When I was a boy, the annual Sunday School picnic was a highlight of the summer for our modest sized church in Saskatchewan. From the day its date was announced in June I lived in expectation.
I recall that one year, I prayed in my boyish way that it wouldn’t rain on that day. The day before the event seemed iffy, but it didn’t rain after all. A rained-out picnic would almost have ruined my summer, so I felt.
Sunday School picnics are probably not enthralling to today’s children like they were to me and my friends eighty years ago. Our church was small and our town’s activities were limited after school was out for the summer.
Today there is so much more to create summer excitement — swimming facilities, little league baseball, camping activities, and sports events, for example. This is to say nothing of personal diversions like television, smart phones, Netflix and other streaming services. Who needs picnics?
It’s not that the thirties of the last century were completely without excitement. Still, the Great Depression and the Dustbowl together generated the nickname of “the dirty thirties,” and our parents were in survival mode to “make ends meet.” In summer months we mostly had to generate our own entertainment.
I remember that one summer, the picnic was held at Woodlawn Park in the wide valley two miles straight south of Estevan. It had swings, and teeter-totters, and a place to swim. The Souris River formed its southern bounds.

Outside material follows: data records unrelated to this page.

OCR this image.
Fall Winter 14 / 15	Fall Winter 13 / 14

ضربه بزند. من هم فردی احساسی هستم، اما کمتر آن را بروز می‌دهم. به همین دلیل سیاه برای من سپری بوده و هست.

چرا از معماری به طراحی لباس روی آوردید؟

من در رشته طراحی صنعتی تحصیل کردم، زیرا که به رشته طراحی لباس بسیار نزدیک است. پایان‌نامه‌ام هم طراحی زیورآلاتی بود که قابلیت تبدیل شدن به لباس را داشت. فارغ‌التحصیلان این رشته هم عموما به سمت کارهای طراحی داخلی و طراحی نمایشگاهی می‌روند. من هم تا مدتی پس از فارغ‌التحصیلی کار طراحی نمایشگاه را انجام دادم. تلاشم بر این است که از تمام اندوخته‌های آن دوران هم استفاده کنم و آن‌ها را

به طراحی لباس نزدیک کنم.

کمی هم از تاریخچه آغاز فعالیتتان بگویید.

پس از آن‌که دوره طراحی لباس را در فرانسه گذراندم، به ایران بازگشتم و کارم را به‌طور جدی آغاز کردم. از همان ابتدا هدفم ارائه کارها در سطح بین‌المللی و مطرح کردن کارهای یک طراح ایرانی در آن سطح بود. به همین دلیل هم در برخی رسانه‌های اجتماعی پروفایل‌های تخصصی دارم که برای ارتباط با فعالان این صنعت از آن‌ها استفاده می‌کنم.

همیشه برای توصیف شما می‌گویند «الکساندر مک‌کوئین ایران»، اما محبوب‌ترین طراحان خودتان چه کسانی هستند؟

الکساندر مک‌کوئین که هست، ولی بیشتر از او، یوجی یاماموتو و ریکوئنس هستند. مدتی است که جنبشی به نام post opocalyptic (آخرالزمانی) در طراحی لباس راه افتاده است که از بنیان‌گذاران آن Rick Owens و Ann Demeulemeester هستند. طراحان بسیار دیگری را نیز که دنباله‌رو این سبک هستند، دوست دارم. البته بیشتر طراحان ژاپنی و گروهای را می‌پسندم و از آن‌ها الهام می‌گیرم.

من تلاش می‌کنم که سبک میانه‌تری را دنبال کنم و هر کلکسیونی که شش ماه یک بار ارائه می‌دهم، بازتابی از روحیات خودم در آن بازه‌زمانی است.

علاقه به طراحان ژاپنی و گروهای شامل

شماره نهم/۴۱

On the bank of the river — which I remember as less than two hundred feet wide — there was a diving board and in the middle of the river there was an anchored raft, easily reached by swimmers. On a hot afternoon they splashed and bobbed like corks around this raft, and shouts of excitement filled the air.

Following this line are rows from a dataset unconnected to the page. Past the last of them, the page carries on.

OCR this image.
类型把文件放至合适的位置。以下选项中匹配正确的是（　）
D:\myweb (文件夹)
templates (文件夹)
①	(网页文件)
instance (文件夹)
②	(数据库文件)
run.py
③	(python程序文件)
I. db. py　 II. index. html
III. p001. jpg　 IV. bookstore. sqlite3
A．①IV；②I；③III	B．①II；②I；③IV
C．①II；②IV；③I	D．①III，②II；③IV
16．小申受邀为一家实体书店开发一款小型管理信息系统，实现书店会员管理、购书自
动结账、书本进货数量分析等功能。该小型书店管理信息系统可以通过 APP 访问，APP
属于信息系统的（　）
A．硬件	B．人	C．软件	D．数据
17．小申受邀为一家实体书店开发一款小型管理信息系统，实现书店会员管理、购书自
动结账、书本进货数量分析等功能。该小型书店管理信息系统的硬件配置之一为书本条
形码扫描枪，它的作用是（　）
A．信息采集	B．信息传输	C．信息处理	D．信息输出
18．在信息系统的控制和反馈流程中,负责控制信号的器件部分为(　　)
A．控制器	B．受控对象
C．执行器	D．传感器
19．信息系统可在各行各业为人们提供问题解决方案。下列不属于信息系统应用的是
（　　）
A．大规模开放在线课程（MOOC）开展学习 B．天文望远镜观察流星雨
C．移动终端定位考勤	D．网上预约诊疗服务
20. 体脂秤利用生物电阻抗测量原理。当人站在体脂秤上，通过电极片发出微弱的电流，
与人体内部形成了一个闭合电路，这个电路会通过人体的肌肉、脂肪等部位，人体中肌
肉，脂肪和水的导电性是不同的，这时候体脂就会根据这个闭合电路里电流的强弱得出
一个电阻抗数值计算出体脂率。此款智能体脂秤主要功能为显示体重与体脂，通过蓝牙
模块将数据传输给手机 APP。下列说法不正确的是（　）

The park was set in a large grove of trees, which was not usual for the Prairies, and they made an appealing setting for our picnic. The gathering there was like a large family. Some people who were only slightly connected to the congregation attended and increased the numbers.
There were games (like three-legged, and gunny sack races) and other contests for all ages. And there was pick-up softball for the older kids and young adults.
There were things to laugh at too — like the grunting, sweating, red-faced adult contestants who gave their all in an attempt to win the tug-of-war. Or the girls who fell in a heap while attempting to hop to the goal line with legs confined in a gunny sack. Even sedentary onlookers cheered as racers, each balancing an egg delicately on the bowl of a tablespoon, headed past them for the finish line.
The minister was always called upon to bless the food. During those hard times in the 1930s the food was simple but satisfying and special when served at picnic tables out of doors. Open air and brisk activity awakened hearty appetites.
At the end of the afternoon we had ice cream which almost by itself made the event outstanding. Ice cream back then was not an everyday treat.
It still seems to me that such a picnic can do something for a modest sized church community that more spiritual activities can’t. Bible studies, prayer meetings, and picnics each have their place.
They contribute to bonding between churchgoers. Many quiet people become involved. Children possibly benefit the most, as they make brief connections up and down the age scale, with parents, the middle-aged, and even grandparents of their chums. Everyone mingles under a Summer sky.
Maybe a picnic wouldn’t work today. But plan one like I’ve described here, and I’ll be there! Just don’t ask me at this point in my life to take part in the tug-of-war!